This is awesome, and github is not.

http://sethrobertson.github.io/GitFixUm/fixup.html

 

There should be more fix-it-yourself tools like this.

Although if nothing else, it speaks to how overly (and seemingly unnecessarily) complicated git is.

 

Did I rant about this facet of github? I finally hit upon the single most poignant problem with github. This is really a git problem, but the problem is forced on you more strongly with github.

By being a distributed repository, there’s bits and copies of it all over the place, and the defining bit of information that is missing is Which One Is Important.

You can figure out that this fork came from that repo and that repo came from that fork, but that doesn’t mean the most recent fork is the correct one.

One I make a repo somewhere it’s stuck there forever, because if I try and move it, by forking and using the new one… now I have two and there’s no obvious way that I can tell to mark one repository as being the “right” one. Maybe I forked something and made some changes, but the whole thing was a bad idea and I just want to use the original. But I go away and come back a month later and I have no idea which is the one I should do builds off of.

With a central repository, there is really no question where you go to do a build.

You can kind solve the problem a little with git by making a bare repository and just having one, and then it’s a little more obvious that THAT’S the one. The bare-ness of it, is a flag saying that this one is more important than all the others, this is the one where I put the live stuff.

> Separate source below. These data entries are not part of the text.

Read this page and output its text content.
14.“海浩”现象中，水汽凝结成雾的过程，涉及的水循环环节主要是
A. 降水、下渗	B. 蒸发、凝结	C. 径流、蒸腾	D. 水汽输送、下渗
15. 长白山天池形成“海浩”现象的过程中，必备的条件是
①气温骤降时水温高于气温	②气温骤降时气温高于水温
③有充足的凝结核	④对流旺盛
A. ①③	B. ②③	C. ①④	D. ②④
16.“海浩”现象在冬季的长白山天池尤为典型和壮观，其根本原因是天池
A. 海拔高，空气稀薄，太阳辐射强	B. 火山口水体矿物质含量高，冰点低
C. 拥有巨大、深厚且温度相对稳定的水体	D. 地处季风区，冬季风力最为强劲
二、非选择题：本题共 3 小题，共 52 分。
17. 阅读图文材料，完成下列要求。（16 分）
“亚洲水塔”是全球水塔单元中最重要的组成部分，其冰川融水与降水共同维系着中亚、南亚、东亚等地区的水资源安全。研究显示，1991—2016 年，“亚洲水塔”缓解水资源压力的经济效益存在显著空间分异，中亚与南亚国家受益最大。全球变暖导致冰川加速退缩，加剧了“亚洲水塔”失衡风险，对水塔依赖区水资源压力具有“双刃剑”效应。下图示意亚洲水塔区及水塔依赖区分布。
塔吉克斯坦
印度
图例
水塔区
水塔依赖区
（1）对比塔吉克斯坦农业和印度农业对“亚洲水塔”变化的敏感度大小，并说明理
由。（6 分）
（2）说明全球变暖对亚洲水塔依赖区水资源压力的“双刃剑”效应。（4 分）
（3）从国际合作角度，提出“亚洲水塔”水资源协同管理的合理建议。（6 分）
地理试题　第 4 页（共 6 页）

But github doesn’t have that. Everything is a repo exactly like every other repo, forked or not.

They just need a flag saying “important” and you can’t flag more than one that way. Something like that.

 

 

2 Responses to “This is awesome, and github is not.”

  1. Ummm … that’s kind of exactly the point of a DVCS? There is no concept of upstream or downstream except by the consensus of the people participating.

    I suspect most of the people using git don’t even care about the distributed part; it just happens to be the most poplar VCS in open source right now so they use it.

  2. admin says:

    The point is to be distributed, but at the risk of making it unusable it seems to me there should a better way… There is no recorded sense of what the concensus is except in the mind of the last committer. That doesn’t really help anybody else.
    What I’m getting at is that there seems to be a layer of metadata explaining what’s going on with all the disorganization.
    Git was invented to solve linus’s problem but as you say github solves a problem a lot of other people don’t have, and by using it they’re just making life harder for everybody involved. I think there’s probably a way to fix this in github but at the moment it is missing.
    That and making it really hard to keep your fork in sync with the parent you forked it from if you want to.